Grant number: 19/18670-9
Support type:Scholarships abroad - Research Internship - Doctorate
Effective date (Start): November 01, 2019
Effective date (End): March 24, 2020
Field of knowledge:Health Sciences - Medicine - Medical Clinics
Principal Investigator:Silvia Regina Caminada de Toledo
Grantee:Alini Trujillo Paolillo
Supervisor abroad: Ching Ching Lau
Home Institution: Escola Paulista de Medicina (EPM). Universidade Federal de São Paulo (UNIFESP). Campus São Paulo. São Paulo , SP, Brazil
Local de pesquisa : Jackson Laboratory (JAX), United States  
Associated to the scholarship:16/01718-0 - Genetic mechanisms involved in chemotherapy resistance in metastatic osteosarcoma, BP.DR

Abstract

Osteosarcoma is the most common primary malignant bone tumor affecting children, adolescents and young adults. Patients with localized disease are cured in 65% of patients, but no improvement in prognosis has been seen since the addition of chemotherapy 40 years ago. In order to better understand the biology of osteosarcoma and to develop novel immunotherapies, we propose to use the latest genomic technologies to study the microenvironment of osteosarcoma in high resolution. We will be using two highly innovative but very expensive techniques to make the initial discovery with a limited number of cases (20). Single cell transcriptomic (SCT) sequencing will be carried to determine the cell-type content of these tumors. We will then develop an antibody panel to be employed in imaging mass cytometry (IMC). Moreover, long read RNA sequencing (LRseq) will be carried out in a subset of TARGET cases that already have RNAseq, WES and WGS data available.
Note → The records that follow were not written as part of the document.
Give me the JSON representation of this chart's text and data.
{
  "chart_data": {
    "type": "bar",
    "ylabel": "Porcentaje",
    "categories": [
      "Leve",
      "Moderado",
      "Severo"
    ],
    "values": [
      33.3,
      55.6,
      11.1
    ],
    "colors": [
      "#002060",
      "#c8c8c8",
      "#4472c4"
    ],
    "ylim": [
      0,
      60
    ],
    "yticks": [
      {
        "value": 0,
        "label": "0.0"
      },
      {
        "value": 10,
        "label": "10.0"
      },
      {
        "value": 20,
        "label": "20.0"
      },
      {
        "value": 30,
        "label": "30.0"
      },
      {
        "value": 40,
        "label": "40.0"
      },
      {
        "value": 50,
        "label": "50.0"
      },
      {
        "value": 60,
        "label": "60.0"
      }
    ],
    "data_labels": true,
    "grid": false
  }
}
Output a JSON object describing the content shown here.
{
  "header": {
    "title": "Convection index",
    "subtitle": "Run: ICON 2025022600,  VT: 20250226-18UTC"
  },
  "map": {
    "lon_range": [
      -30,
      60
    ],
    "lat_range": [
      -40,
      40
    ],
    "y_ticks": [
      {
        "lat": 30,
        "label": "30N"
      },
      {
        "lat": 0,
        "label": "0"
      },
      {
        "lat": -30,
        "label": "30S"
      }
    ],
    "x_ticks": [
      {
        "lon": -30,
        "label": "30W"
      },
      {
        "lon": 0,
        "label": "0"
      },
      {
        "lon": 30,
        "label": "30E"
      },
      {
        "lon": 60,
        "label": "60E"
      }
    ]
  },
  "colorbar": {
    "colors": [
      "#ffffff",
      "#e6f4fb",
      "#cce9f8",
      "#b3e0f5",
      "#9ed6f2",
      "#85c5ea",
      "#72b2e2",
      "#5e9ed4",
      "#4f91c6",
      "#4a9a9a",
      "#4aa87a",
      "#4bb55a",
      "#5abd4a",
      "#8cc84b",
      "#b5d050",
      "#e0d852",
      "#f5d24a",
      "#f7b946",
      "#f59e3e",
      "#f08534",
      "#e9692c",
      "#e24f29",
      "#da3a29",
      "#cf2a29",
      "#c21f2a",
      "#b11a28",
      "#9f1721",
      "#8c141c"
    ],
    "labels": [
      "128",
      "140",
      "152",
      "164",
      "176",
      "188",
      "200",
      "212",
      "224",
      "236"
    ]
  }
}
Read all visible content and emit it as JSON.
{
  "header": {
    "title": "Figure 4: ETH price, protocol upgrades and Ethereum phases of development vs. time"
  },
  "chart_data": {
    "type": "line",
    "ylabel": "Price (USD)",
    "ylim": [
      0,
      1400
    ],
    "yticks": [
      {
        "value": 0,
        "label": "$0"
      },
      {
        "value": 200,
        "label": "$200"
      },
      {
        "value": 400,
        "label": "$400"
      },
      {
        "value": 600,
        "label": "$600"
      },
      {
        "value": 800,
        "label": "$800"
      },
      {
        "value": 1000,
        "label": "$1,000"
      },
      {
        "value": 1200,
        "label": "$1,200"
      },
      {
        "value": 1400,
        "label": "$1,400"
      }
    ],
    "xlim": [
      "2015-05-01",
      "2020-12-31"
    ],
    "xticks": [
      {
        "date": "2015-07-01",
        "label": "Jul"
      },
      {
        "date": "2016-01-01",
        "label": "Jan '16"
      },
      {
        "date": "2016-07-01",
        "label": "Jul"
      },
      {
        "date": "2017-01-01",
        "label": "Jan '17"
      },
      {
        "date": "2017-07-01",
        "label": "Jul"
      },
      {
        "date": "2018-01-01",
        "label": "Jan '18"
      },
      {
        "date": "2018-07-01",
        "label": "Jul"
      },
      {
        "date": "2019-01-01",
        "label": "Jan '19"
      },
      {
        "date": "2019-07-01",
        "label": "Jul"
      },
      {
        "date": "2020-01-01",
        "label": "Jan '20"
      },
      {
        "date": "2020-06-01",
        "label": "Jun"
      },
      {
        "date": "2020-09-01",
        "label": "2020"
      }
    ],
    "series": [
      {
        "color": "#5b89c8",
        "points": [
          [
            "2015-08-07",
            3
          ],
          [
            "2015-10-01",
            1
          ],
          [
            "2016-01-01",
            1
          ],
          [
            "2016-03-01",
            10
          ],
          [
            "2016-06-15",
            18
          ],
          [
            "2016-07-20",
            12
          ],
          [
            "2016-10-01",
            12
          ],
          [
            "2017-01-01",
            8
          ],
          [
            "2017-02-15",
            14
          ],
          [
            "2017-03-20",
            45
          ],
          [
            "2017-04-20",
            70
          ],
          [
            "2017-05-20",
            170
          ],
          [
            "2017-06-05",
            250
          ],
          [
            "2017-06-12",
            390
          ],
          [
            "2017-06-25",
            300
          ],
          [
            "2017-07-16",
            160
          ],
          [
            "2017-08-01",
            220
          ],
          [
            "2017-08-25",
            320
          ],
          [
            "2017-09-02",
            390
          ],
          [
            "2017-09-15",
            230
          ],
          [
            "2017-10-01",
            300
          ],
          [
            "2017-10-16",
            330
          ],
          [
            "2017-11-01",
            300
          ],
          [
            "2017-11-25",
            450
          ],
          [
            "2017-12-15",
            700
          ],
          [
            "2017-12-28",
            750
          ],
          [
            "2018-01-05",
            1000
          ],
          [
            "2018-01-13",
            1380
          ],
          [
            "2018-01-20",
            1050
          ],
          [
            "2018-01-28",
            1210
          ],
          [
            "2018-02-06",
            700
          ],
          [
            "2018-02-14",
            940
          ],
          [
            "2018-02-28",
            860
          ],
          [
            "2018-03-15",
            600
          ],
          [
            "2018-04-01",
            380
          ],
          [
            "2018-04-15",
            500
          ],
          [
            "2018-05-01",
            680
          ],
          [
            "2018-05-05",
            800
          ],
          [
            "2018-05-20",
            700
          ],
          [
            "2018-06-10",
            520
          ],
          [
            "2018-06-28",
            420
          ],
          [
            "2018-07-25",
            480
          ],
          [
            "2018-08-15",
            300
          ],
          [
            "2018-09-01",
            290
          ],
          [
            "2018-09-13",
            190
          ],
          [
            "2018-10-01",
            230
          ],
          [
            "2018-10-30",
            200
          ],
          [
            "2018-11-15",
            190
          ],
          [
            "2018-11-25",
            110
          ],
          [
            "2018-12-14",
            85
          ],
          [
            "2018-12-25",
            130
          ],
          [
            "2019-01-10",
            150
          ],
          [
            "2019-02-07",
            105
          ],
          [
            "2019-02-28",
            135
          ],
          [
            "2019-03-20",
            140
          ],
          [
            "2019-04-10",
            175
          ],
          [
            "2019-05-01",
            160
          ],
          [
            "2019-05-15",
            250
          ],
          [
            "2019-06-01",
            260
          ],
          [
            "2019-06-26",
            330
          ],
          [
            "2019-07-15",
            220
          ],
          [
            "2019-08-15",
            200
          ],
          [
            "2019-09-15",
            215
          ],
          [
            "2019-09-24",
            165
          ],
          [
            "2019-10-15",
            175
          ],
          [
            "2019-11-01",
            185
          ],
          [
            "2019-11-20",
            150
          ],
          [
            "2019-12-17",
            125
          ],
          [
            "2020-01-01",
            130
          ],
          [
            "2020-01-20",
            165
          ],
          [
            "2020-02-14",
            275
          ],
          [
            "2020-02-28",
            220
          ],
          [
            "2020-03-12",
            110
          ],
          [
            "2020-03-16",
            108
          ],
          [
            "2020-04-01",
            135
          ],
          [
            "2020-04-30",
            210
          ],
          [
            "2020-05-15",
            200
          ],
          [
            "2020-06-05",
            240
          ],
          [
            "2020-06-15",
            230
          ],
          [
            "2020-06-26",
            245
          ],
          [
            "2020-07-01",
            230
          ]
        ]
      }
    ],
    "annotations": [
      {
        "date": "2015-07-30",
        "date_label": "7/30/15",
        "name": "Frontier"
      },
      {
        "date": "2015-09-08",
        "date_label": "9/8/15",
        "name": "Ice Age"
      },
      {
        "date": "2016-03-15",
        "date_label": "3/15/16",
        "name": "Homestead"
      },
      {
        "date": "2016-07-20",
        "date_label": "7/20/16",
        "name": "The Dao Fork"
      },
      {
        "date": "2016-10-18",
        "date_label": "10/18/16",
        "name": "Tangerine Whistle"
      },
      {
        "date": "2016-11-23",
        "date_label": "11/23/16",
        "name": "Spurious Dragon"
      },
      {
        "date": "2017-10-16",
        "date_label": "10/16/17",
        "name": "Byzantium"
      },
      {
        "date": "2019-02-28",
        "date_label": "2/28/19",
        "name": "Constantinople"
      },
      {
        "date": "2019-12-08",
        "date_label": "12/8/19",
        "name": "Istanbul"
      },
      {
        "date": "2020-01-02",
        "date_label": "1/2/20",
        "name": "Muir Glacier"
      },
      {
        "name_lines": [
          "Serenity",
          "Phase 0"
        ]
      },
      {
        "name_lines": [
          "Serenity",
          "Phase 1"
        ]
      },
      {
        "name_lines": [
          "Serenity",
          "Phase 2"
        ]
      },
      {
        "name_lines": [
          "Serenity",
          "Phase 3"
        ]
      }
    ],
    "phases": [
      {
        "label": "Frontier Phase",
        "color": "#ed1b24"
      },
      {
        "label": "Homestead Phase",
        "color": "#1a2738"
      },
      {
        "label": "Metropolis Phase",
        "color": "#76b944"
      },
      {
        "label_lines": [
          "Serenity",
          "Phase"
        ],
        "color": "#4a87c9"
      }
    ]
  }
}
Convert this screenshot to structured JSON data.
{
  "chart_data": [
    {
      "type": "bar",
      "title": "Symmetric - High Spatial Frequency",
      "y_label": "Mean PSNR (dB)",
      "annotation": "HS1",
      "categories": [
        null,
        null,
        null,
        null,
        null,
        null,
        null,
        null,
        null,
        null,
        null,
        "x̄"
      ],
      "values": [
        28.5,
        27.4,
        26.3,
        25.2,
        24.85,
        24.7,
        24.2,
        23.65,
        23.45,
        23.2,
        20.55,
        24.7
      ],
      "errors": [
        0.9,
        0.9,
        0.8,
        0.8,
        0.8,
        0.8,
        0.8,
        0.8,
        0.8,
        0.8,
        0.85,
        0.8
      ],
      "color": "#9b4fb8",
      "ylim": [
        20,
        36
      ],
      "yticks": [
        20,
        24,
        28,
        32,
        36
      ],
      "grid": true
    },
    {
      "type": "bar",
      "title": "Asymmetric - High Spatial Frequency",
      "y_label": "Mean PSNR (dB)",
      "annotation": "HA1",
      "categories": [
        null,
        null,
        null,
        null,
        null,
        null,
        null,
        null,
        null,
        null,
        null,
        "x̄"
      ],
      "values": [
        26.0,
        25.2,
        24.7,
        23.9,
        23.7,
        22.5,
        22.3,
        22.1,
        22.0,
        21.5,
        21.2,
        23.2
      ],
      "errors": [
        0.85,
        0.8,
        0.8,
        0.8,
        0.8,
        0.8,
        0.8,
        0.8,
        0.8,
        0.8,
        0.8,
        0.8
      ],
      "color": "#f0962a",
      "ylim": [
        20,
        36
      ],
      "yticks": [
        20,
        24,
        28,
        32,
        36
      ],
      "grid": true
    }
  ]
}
Candidate isoform or fusion transcripts will be rigorously validated, and the annotation will include localization of the expressed proteins which would be useful in prioritizing further exploitation of these potential targets for immunotherapy. Monoclonal antibodies or CAR-T cells will be developed against cell surface proteins while tumor vaccines will be developed against intracellular neo-antigens. In this application, we propose to address a critical knowledge gap in pediatric osteosarcoma, by creating a detailed and comprehensive map of the tumor microenvironment as well as a comprehensive library of isoform and fusion proteins that could be targetable neoantigens for immunotherapy.